The banks named as defendants in the lawsuit are Bank of America Corp., Credit Suisse Group AG, Goldman Sachs Group Inc., J.P. Morgan Chase & Co., Morgan Stanley & Co. and UBS Group AG. Representatives for Credit Suisse, Goldman, J.P. Morgan and Morgan Stanley declined to comment. The other banks didn't immediately return requests for comment.
New York-based stock-lending platform EquiLend, which matches up banks and other firms that want to borrow securities with those seeking to lend them, was also named as a defendant. EquiLend is owned by banks including the six other defendants, according to its website. Equilend didn't immediately comment.

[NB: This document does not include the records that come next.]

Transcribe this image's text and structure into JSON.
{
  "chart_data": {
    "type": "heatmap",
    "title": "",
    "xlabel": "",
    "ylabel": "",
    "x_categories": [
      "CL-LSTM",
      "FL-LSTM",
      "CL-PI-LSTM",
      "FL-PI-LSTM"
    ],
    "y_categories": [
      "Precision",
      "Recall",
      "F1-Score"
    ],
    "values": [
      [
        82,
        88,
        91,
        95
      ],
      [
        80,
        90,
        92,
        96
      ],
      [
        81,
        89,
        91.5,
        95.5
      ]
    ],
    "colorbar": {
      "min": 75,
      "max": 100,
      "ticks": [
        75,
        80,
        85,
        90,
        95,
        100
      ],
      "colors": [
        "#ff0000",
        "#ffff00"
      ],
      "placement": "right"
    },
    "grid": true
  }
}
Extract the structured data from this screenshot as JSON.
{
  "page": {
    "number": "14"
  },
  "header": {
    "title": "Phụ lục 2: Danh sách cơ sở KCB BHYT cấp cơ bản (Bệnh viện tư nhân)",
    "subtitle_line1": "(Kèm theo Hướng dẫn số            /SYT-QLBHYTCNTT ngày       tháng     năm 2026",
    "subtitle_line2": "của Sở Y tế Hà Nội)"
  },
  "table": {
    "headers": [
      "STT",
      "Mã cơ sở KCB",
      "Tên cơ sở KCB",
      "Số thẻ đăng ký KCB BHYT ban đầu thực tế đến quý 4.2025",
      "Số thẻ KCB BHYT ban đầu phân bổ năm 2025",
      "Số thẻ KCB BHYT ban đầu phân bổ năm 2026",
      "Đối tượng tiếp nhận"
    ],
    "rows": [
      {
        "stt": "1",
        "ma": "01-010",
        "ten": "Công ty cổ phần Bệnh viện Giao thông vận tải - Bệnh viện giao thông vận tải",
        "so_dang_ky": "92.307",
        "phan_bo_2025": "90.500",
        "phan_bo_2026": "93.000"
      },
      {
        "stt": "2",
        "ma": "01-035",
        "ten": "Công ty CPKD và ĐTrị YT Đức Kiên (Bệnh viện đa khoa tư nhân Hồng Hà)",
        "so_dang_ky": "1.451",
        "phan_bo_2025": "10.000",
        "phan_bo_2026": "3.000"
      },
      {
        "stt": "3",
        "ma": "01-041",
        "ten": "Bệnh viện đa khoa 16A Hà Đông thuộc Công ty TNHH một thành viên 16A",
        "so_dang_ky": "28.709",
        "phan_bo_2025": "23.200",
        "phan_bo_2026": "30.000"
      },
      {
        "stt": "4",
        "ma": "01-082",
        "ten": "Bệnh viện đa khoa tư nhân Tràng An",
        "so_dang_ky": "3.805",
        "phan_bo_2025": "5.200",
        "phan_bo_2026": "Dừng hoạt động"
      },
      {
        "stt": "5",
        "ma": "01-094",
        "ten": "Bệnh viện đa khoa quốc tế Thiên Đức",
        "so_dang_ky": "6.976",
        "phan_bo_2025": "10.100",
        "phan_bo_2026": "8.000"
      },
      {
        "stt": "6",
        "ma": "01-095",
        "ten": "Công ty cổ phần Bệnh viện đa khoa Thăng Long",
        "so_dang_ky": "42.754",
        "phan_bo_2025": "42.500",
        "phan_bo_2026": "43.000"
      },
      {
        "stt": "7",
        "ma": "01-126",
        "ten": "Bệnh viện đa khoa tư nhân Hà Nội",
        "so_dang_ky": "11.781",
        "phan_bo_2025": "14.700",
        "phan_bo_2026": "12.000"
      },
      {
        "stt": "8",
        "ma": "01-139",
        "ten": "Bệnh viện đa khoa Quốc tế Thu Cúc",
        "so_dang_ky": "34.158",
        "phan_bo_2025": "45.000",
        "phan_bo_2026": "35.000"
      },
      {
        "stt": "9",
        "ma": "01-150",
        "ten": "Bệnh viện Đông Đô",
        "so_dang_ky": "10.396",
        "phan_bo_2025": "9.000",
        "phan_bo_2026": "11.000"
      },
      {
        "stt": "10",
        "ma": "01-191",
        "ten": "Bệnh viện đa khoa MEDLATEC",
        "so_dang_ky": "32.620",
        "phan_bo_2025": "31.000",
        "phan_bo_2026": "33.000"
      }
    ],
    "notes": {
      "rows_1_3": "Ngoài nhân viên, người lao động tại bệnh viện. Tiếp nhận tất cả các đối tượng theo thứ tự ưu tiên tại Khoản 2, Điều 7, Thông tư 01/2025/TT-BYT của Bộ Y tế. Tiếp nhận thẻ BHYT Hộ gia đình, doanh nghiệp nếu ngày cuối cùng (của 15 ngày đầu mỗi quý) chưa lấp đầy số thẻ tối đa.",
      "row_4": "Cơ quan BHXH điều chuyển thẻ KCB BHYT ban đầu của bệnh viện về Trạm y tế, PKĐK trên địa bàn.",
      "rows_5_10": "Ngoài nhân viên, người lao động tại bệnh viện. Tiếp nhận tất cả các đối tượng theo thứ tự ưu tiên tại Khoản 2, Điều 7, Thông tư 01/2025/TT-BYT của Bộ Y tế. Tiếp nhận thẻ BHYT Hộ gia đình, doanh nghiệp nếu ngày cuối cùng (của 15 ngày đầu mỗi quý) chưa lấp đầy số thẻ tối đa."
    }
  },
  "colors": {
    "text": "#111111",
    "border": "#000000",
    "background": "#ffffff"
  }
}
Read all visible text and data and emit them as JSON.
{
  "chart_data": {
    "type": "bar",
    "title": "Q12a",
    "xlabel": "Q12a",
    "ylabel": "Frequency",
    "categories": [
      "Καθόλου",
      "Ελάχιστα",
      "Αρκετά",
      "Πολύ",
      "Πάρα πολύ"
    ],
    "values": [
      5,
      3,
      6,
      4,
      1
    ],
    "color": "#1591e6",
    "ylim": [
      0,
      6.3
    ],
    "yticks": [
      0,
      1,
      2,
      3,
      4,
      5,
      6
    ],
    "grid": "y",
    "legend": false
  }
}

In stock-lending transactions, firms lend out their shares to borrowers for a fee, often using agents as middlemen. There are some $1.72 trillion of shares on loan at any one time, the suit says.
Private lawsuits have already drawn billions of dollars in settlements over the alleged manipulation by banks of foreign-exchange, interest-rate, commodity and off-exchange derivatives markets. Twelve banks and two industry groups in 2015 agreed to pay $1.87 billion to settle accusations that they rigged the credit derivatives markets.
In 2013, Iowa's pension fund was the lead plaintiff in a class-action lawsuit against Countrywide Financial Corp. and others over alleged abuses in the packaging and selling of mortgage bonds that soured in the financial crisis. Defendants agreed to pay $500 million to settle that case.
Those lawsuits were brought under a Democratic administration widely perceived as more friendly to attempts to rein in banks than the Trump administration.
Plaintiff lawyers working on the stock-lending lawsuit are Cohen Milstein Sellers & Toll PLLC and Quinn Emanuel Urquhart & Sullivan LLP. The firms were also co-lead counsel in a lawsuit alleging banks manipulated the interest-rate swaps market. That case is ongoing.